There are four factors to take out of Sam Dastyari’s extraordinary intervention on the front page of The Weekend Australian.

First, the sharp-dressing NSW general secretary was keen to cleave some oxygen back from the broader NSW Right before this Saturday’s state conference. His faction had smacked down a proposal for direct election of the parliamentary leader — also backed by the Left — and Dastyari wanted to shift the agenda.

Second is the rather dubious view that persists inside the NSW and Victorian ALP Rights that centre-right “independent” senators are more “flexible” to negotiate with. As Antony Green has pointed out, the Greens preference strategy is only relevant in extremely close seats where they decide run an open ticket, but Greens senators could fall if Labor put them last. On this view, a carbon tax-opposing senator such as John Madigan, or even Steve Fielding reincarnate, is a preferable outcome to another Green.

Third is a corrective to the narrative, popular in voter land, that the PM is being held to ransom by the Greens in a structural sense on issues such as the carbon tax (think “Bob Brown’s Bitch”).
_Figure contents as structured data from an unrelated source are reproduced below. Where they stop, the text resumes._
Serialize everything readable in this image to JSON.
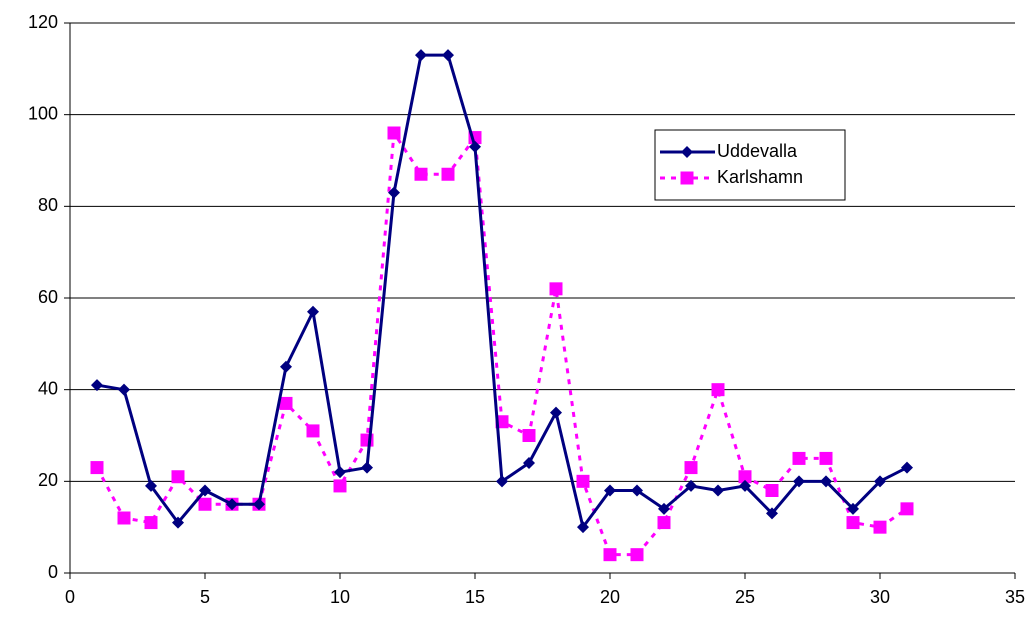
{
  "chart_data": {
    "type": "line",
    "x": [
      1,
      2,
      3,
      4,
      5,
      6,
      7,
      8,
      9,
      10,
      11,
      12,
      13,
      14,
      15,
      16,
      17,
      18,
      19,
      20,
      21,
      22,
      23,
      24,
      25,
      26,
      27,
      28,
      29,
      30,
      31
    ],
    "series": [
      {
        "name": "Uddevalla",
        "color": "#000080",
        "marker": "diamond",
        "line": "solid",
        "values": [
          41,
          40,
          19,
          11,
          18,
          15,
          15,
          45,
          57,
          22,
          23,
          83,
          113,
          113,
          93,
          20,
          24,
          35,
          10,
          18,
          18,
          14,
          19,
          18,
          19,
          13,
          20,
          20,
          14,
          20,
          23
        ]
      },
      {
        "name": "Karlshamn",
        "color": "#ff00ff",
        "marker": "square",
        "line": "dotted",
        "values": [
          23,
          12,
          11,
          21,
          15,
          15,
          15,
          37,
          31,
          19,
          29,
          96,
          87,
          87,
          95,
          33,
          30,
          62,
          20,
          4,
          4,
          11,
          23,
          40,
          21,
          18,
          25,
          25,
          11,
          10,
          14
        ]
      }
    ],
    "xlim": [
      0,
      35
    ],
    "xticks": [
      0,
      5,
      10,
      15,
      20,
      25,
      30,
      35
    ],
    "ylim": [
      0,
      120
    ],
    "yticks": [
      0,
      20,
      40,
      60,
      80,
      100,
      120
    ],
    "grid": true,
    "legend": "upper right"
  }
}
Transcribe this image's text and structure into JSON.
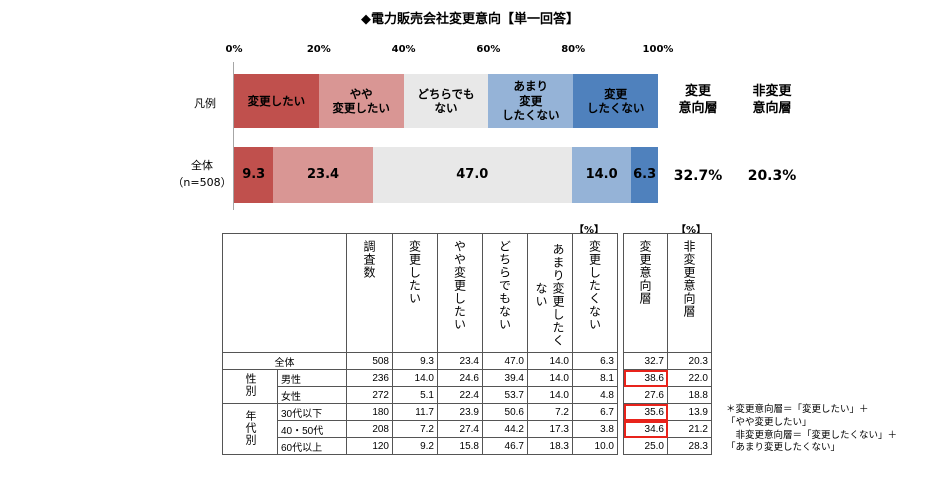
{
  "title": "◆電力販売会社変更意向【単一回答】",
  "axis_ticks": [
    "0%",
    "20%",
    "40%",
    "60%",
    "80%",
    "100%"
  ],
  "legend_row_label": "凡例",
  "legend_items": [
    "変更したい",
    "やや\n変更したい",
    "どちらでも\nない",
    "あまり\n変更\nしたくない",
    "変更\nしたくない"
  ],
  "summary_headers": [
    "変更\n意向層",
    "非変更\n意向層"
  ],
  "overall_label": "全体\n（n=508）",
  "colors": {
    "c1": "#c0504d",
    "c2": "#d99694",
    "c3": "#e8e8e8",
    "c4": "#95b3d7",
    "c5": "#4f81bd"
  },
  "chart_data": {
    "type": "bar",
    "orientation": "horizontal-stacked-100",
    "categories": [
      "全体"
    ],
    "series": [
      {
        "name": "変更したい",
        "values": [
          9.3
        ]
      },
      {
        "name": "やや変更したい",
        "values": [
          23.4
        ]
      },
      {
        "name": "どちらでもない",
        "values": [
          47.0
        ]
      },
      {
        "name": "あまり変更したくない",
        "values": [
          14.0
        ]
      },
      {
        "name": "変更したくない",
        "values": [
          6.3
        ]
      }
    ],
    "labels": [
      "9.3",
      "23.4",
      "47.0",
      "14.0",
      "6.3"
    ],
    "summary": {
      "change_intent": "32.7%",
      "no_change_intent": "20.3%"
    },
    "xlim": [
      0,
      100
    ]
  },
  "table": {
    "pct_marks": [
      "【%】",
      "【%】"
    ],
    "headers": [
      "調査数",
      "変更したい",
      "やや変更したい",
      "どちらでもない",
      "あまり変更したくない",
      "変更したくない",
      "変更意向層",
      "非変更意向層"
    ],
    "group_labels": [
      "性別",
      "年代別"
    ],
    "rows": [
      {
        "label": "全体",
        "values": [
          "508",
          "9.3",
          "23.4",
          "47.0",
          "14.0",
          "6.3",
          "32.7",
          "20.3"
        ]
      },
      {
        "label": "男性",
        "values": [
          "236",
          "14.0",
          "24.6",
          "39.4",
          "14.0",
          "8.1",
          "38.6",
          "22.0"
        ]
      },
      {
        "label": "女性",
        "values": [
          "272",
          "5.1",
          "22.4",
          "53.7",
          "14.0",
          "4.8",
          "27.6",
          "18.8"
        ]
      },
      {
        "label": "30代以下",
        "values": [
          "180",
          "11.7",
          "23.9",
          "50.6",
          "7.2",
          "6.7",
          "35.6",
          "13.9"
        ]
      },
      {
        "label": "40・50代",
        "values": [
          "208",
          "7.2",
          "27.4",
          "44.2",
          "17.3",
          "3.8",
          "34.6",
          "21.2"
        ]
      },
      {
        "label": "60代以上",
        "values": [
          "120",
          "9.2",
          "15.8",
          "46.7",
          "18.3",
          "10.0",
          "25.0",
          "28.3"
        ]
      }
    ]
  },
  "note": "＊変更意向層＝「変更したい」＋\n「やや変更したい」\n　非変更意向層＝「変更したくない」＋\n「あまり変更したくない」"
}
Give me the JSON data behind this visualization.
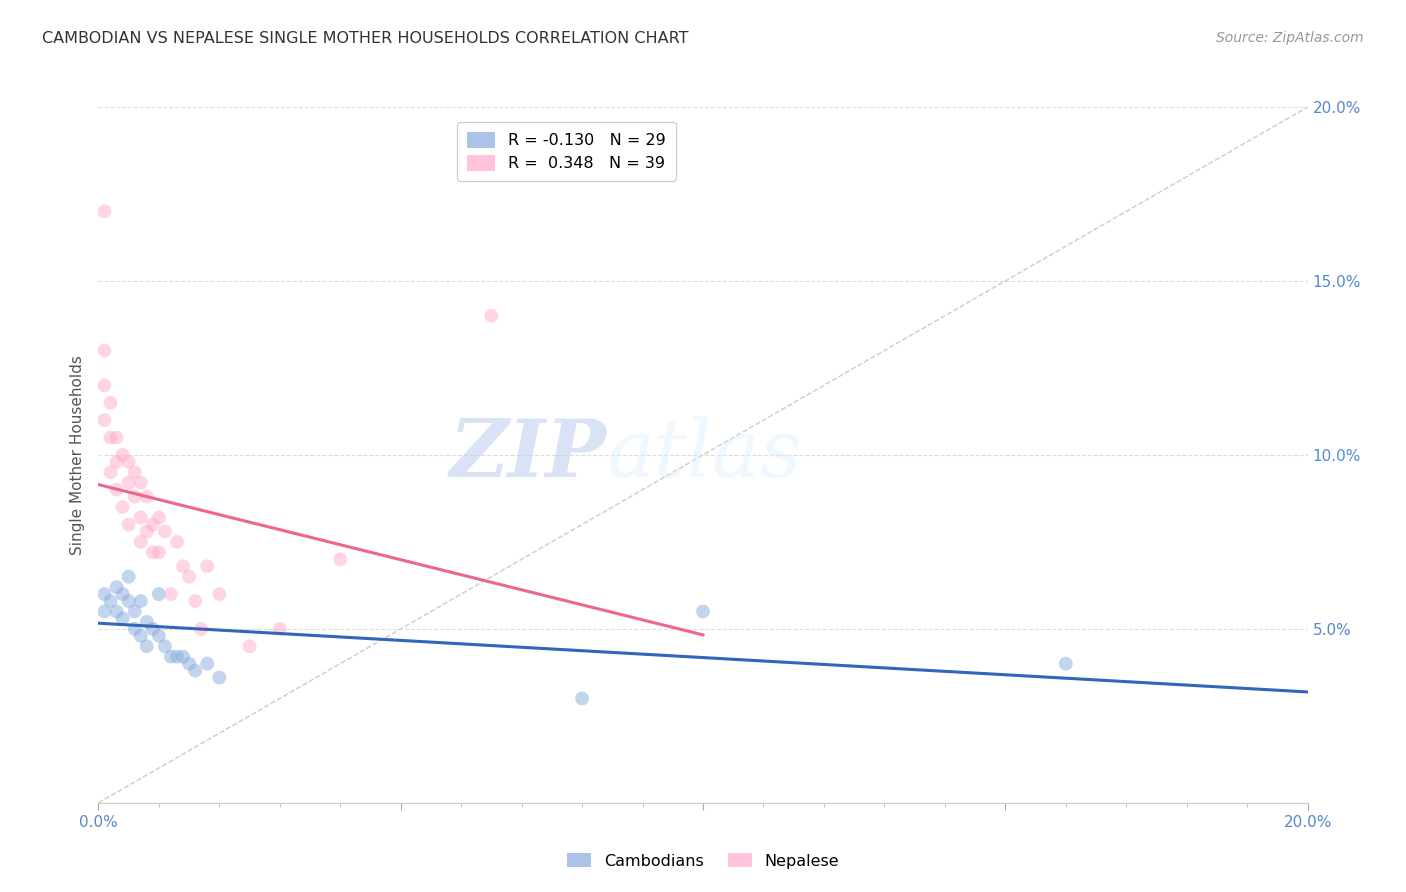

Fourth, and most intriguing of all, is the leadership dynamic — the attack on the government’s main coalition partner by the party’s most powerful faction as a prelude to the return of Kevin Rudd (with Bill Shorten as deputy and Therese Rein’s blessing).

The most dubious of these is the policy argument — in off-the-record briefings the NSW Left has been keen to emphasise that the attack on the Greens should take a “more nuanced” approach. The reason is that in Left-held seats, the “loopy Greens” attack strategy is likely to backfire — the problem there is not the Greens, but modern Labor’s policy approach.

In the aftermath of 2010, according to Auspoll, 32% of Greens voters nationally said they would have voted Labor if it wasn’t for Julia Gillard’s decision to delay the introduction of a CPRS.

In electorates right across the country, but particularly in inner-city electorates like Grayndler and Melbourne (and Denison, where the bounce was split with Andrew Wilkie) Labor voters who had stuck with the ALP through thick and thin walked away, and the Green vote surged accordingly.

“Julia Gillard adopted the NSW Right’s electoral strategy, right down to the Lindsay test, and thinking people everywhere recoiled in horror,” one Left source said this morning.

Right now in the Victorian state seat of Melbourne, the Left’s Jennifer Kanis is fighting a pitched battle with Cathy Oke, which Oke looks like winning. While Labor has placed the Greens below Family First on its how-to-votes, and Left opposition leader Daniel Andrews says the Greens “don’t live in the real world”, on policy it is unlikely to tack right.

Progressives in Left seats voted Green in 2010 because federal Labor dumped the CPRS, backed down on the mining tax and public funding of private schools, adopted rhetorical populism on asylum seekers and population growth, and refused to support same-s-x marriage rights. NSW Right ideas, all of them.